O dia-a-dia era o feijão com farinha. O arroz era para os dias de festa, ou quando a mistura era galinha. O arroz era uma sofisticação na casa dos pobres. E o macarrão? Bem, eu desconhecia o macarrão. Comi pela primeira vez em Aracaju. Não vi nenhuma graça.
Os vinhos são bebidas alcoólicas de uvas fermentadas, entretanto, pode ser de outras frutas. Os vinhos de jenipapo e jurubeba eram frequentes entre o povo do Beco Novo, ao lado das aguardentes.
O café era torrado em casa.
Galinha só nos resguardos. Por sorte, mamãe pariu 18 filhos. Ou nas bancas de arroz com galinha, nas festas de Natal e Ano Bom. Por outro lado, bacalhau era barato, era parte dos peixes salgados.

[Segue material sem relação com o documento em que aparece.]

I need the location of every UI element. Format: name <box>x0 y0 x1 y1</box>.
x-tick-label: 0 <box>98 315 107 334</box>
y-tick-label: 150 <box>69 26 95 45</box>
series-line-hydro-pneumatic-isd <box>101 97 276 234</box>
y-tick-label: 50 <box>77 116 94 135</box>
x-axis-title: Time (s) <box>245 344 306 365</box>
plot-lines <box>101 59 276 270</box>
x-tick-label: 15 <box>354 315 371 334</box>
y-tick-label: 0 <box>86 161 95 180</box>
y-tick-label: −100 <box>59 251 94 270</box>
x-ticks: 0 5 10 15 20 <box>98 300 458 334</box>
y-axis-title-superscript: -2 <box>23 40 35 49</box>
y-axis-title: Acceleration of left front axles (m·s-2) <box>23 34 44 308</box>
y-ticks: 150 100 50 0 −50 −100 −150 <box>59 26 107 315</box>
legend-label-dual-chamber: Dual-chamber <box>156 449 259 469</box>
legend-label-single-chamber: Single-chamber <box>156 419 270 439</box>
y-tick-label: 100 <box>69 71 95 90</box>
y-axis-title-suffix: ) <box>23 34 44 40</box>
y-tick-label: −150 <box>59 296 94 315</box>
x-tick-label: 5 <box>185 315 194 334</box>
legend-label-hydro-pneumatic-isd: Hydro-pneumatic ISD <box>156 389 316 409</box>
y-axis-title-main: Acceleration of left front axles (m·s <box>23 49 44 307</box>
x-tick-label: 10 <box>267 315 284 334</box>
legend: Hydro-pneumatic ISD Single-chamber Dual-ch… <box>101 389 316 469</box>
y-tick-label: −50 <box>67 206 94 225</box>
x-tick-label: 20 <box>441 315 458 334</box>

Os tradicionais pão e vinho bíblicos, não faziam parte da minha dieta. Mamãe tinha preconceito com o pão. Ela achava de baixo poder nutritivo. Quando ela avistava um menino ensangado, raquítico, mirrado, dava logo o diagnóstico: “esse menino foi criado com pão!”
A pobreza tem os seus segredos culinários: um cuscuz de milho ralado, molhado com leite de coco é digno de um banquete romano. Carne frita com inhame; jabá gorda, assada, com aipim e toucinho de porco na brasa. Um torresmo fresco!
A qualidade de vida melhorou bastante. Os restaurantes em Itabaiana (churrascarias e espetinhos), exploram os desejos reprimidos, aproveitam-se das novas condições sociais, e oferecem carne a vontade.
Come-se carne pura sem peso na consciência, para compensar o período das vacas magras. A Gula é o menor dos pecados capitais, inofensivo aos outros. Merece perdão.
Antonio Samarone – Secretário de Cultura de Itabaiana.